By simply batching the database writes to every 100 events, it will reduce the database load ~100x.
Configurations
To enable batching, simply set the batchEvents
object in your function configuration
(reference).
It accepts two attributes:
maxSize
timeout
maxSize
The number of events in a "full" batch. This is the maximum amount of events your function will receive in a single batch when it gets invoked.
timeout
The duration Inngest will wait before invoking your function even if the batch is not full. Typical high load systems will have their timeouts set to a couple of seconds, usually not more than 10s.
How it works
A function that has batching enabled will be invoked if one of the two conditions are met:
- The batch is full
- Timer is up
events
argument
With batchEvents
set, the SDK will send an events
array argument to the handler. It contains
the full list of events within a batch, which you can now operate on all of them within a single function.
Caveats
Batching breaks a lot of other primitives, therefore there are features that won't work when combined with batching.

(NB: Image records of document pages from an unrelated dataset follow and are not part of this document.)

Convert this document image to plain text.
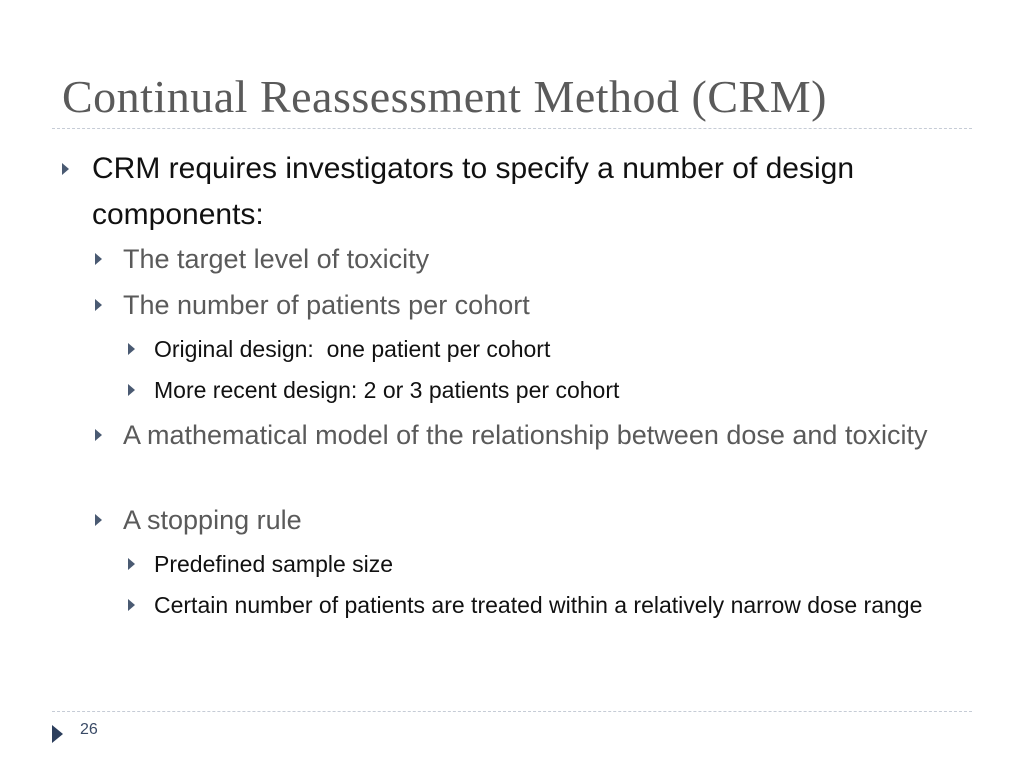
Continual Reassessment Method (CRM)
CRM requires investigators to specify a number of design components:
The target level of toxicity
The number of patients per cohort
Original design:  one patient per cohort
More recent design: 2 or 3 patients per cohort
A mathematical model of the relationship between dose and toxicity
A stopping rule
Predefined sample size
Certain number of patients are treated within a relatively narrow dose range
26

This is true for any type of configuration which is operated on a single event because it's impossible to tell if a condition that was valid for an event will still be true when there is a list of them.
Here are some features on the event level configuration that won't work with batching:
When using batching, we recommend to keep the above in mind, and try to keep it simple if you can.
Note
Concurrency will still work with batching, but with the caveat of using only the limit
option
and not providing any key
.
If you also provide a key
for concurrency, it will only apply to the first item of the batch, which will very likely
result in unexpected behaviors.
This could change in the future with batching providing more granular control.